December 24, 2008|On baseball, Nick Cafardo, Globe Staff

The Red Sox never needed Mark Teixeira.

That's what I kept hearing from Sox defenders after the Yankees scored a knockout punch in the heavyweight fight with Boston. The Yankees, as we warned all along, swept in and grabbed the prized free agent of the 2008 offseason.

Of course the Red Sox needed Teixeira.

If they didn't, they wouldn't have offered an eight-year deal for $170 million. If they didn't, they wouldn't have flown to Texas to meet with Teixeira, then kept talking right up until yesterday afternoon when the Yankees came in and trumped them.

"From the moment we arrived in Boston in late 2001, we saw it as a monumental challenge," Sox owner John Henry said in an e-mail to the Associated Press, in reference to competing with the Yankees.

"We sought to reduce the financial gap and succeeded to a degree. Now with a new stadium filled with revenue opportunities, they have leaped away from us again.
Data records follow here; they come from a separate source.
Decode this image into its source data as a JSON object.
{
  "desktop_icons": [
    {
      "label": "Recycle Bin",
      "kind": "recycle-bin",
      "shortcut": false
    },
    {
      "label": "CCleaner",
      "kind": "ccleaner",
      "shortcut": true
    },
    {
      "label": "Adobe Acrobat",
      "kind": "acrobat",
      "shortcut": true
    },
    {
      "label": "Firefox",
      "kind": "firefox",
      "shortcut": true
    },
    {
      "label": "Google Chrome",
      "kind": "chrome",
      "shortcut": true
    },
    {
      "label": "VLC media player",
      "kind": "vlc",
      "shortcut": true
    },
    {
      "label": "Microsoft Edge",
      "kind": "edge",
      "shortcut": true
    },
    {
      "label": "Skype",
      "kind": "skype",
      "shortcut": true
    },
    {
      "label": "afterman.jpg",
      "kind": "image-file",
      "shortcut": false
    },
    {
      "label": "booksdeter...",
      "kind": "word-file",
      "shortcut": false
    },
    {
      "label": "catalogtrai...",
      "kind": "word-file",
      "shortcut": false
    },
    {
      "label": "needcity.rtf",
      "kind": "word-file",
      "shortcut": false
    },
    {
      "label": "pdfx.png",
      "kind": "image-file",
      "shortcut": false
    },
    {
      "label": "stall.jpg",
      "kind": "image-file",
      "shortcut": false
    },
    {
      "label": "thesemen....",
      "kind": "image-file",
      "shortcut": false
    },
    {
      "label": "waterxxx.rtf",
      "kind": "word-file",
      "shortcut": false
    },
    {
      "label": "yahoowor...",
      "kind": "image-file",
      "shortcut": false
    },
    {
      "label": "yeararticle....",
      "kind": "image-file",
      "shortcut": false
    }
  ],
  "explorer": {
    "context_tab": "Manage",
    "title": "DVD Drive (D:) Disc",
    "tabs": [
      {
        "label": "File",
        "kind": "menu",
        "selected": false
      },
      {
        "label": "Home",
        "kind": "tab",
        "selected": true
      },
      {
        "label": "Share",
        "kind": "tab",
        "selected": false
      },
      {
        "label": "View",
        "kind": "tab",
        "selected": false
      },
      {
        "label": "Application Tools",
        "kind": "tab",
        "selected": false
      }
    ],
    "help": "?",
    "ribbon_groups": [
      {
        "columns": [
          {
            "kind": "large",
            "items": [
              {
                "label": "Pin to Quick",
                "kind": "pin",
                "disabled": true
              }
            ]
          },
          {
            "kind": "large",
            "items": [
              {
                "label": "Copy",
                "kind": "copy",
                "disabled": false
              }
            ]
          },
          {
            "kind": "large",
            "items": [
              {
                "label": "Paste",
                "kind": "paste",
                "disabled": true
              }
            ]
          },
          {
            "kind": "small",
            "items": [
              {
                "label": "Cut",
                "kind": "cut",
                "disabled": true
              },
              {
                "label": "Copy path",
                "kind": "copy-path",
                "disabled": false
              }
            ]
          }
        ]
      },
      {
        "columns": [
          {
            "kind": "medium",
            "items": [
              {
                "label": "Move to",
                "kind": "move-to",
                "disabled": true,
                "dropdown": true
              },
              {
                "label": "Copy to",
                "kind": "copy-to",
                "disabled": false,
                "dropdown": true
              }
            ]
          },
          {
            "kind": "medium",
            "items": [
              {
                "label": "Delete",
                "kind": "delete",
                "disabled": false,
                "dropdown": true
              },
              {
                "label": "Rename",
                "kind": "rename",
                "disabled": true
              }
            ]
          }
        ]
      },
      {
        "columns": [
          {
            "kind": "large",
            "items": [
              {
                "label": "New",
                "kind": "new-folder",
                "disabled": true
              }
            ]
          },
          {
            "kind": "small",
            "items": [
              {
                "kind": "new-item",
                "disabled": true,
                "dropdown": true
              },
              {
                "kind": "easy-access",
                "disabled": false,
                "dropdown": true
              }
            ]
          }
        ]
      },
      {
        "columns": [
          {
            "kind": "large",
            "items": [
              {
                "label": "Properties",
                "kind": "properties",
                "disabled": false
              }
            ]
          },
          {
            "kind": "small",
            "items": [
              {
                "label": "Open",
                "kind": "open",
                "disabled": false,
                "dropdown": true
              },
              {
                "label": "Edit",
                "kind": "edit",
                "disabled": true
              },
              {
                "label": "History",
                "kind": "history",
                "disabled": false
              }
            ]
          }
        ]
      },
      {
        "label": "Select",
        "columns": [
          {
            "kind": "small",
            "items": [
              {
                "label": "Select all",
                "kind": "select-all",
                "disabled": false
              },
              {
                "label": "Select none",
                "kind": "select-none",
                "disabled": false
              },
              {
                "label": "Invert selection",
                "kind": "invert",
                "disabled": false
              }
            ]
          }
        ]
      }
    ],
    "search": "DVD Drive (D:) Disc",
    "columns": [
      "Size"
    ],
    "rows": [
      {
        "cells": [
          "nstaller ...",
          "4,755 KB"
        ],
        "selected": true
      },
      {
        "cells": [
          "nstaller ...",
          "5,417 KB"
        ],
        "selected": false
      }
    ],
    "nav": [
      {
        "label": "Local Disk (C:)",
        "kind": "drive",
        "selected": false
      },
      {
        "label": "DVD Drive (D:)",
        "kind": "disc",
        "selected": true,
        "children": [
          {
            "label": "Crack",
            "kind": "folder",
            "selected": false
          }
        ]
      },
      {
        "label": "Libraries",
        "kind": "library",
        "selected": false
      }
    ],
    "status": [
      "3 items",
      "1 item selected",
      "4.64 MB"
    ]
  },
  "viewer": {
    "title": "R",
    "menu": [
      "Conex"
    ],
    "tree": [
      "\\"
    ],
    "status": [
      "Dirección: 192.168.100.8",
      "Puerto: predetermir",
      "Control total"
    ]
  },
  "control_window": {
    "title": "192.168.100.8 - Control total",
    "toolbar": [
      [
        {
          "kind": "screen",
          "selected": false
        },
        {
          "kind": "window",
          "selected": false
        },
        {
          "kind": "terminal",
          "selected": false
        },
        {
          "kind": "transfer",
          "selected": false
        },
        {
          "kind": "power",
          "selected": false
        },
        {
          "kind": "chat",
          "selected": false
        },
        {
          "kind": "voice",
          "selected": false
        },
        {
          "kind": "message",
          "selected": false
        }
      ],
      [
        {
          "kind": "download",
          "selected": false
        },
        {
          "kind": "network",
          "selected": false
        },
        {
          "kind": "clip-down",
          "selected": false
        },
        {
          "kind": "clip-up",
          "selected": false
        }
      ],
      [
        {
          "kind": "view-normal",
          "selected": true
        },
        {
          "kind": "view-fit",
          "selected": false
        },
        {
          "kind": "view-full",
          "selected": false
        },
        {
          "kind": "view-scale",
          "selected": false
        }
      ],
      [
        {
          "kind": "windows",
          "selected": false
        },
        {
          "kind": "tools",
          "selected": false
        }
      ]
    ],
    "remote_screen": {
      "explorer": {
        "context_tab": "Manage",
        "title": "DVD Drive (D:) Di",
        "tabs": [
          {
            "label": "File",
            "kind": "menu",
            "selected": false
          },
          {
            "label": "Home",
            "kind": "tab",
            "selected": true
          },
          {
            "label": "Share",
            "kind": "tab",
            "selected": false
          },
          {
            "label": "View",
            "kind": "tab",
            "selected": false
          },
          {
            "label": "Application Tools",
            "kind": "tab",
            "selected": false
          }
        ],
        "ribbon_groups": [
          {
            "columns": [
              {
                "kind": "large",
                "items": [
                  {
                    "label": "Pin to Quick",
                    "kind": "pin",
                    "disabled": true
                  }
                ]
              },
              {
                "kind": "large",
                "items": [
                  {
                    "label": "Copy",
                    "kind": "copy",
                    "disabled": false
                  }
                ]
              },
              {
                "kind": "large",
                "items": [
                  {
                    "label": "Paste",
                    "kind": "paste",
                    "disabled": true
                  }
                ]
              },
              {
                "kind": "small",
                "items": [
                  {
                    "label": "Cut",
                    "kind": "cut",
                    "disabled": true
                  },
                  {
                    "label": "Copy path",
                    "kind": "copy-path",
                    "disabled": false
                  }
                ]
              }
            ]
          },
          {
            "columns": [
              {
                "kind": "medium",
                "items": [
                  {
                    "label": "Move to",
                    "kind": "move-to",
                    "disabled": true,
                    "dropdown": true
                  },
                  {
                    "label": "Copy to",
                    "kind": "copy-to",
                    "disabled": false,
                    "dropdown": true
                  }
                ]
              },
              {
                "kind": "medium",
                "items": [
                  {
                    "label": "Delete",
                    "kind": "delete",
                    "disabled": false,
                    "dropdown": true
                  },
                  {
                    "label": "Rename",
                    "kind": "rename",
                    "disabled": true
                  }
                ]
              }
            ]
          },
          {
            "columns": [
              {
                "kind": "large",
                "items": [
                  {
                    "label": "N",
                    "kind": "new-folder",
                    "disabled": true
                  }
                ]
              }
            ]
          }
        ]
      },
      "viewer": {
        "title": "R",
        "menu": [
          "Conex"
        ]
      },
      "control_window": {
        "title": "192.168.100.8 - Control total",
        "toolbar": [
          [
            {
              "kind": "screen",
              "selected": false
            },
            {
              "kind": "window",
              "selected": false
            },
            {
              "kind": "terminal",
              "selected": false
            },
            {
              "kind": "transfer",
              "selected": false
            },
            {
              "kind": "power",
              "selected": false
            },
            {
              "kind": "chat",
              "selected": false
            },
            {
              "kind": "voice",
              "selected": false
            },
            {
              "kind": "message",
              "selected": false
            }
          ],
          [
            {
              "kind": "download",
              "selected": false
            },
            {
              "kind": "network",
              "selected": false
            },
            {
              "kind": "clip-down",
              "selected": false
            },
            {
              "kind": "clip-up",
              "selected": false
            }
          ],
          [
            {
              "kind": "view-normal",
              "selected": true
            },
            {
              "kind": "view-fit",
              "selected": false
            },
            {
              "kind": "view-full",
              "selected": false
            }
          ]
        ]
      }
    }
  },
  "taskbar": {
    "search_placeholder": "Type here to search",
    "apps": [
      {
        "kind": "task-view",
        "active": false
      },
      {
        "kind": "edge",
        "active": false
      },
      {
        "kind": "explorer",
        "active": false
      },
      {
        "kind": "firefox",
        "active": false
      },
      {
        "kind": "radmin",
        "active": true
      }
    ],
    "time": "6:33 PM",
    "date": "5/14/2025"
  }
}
So we have to be even more careful in deploying our resources."

The Sox were willing to invest in Teixeira long-term, even with young Lars Anderson about a year or two away from the big leagues, because they believed a player of his caliber would not be available again in free agency for a while.

Sources close to the negotiations said Yankees general manager Brian Cashman did a tremendous job in sealing the deal. Meeting the "financial obligations" - as agent Scott Boras put it - by offering him the extra $10 million and throwing in the no-trade clause went a long way, but the bottom line is that the Yankees took a player the Red Sox had coveted for at least three years.

Does it guarantee a championship in the Bronx? Of course not. Nor would it have ensured a Red Sox championship had they won the battle.

Those who think the Sox didn't need Teixeira can make the argument that they already have a pretty formidable team that reached Game 7 of the American League Championship Series. But they had targeted Teixeira as the piece that could take them over that hump.

Teixeira, who will be 29 years old in April, is a really nice player - a combination of power, excellent on-base percentage, and super fielding. In terms of pure hitting, Manny Ramirez is better, but there's no doubt the Sox identified the right guy as the "special" type of player they were seeking.

The Sox put a value on that player, walked away for a short time, and raised their final offer only from $168 million to $170 million, according to a source close to the negotiations. The Nationals and Yankees both knew the Sox were hovering, and both increased their offers. Washington went to nine years at $180 million, and the Yankees trumped that with one fewer year at the same money and the no-trade.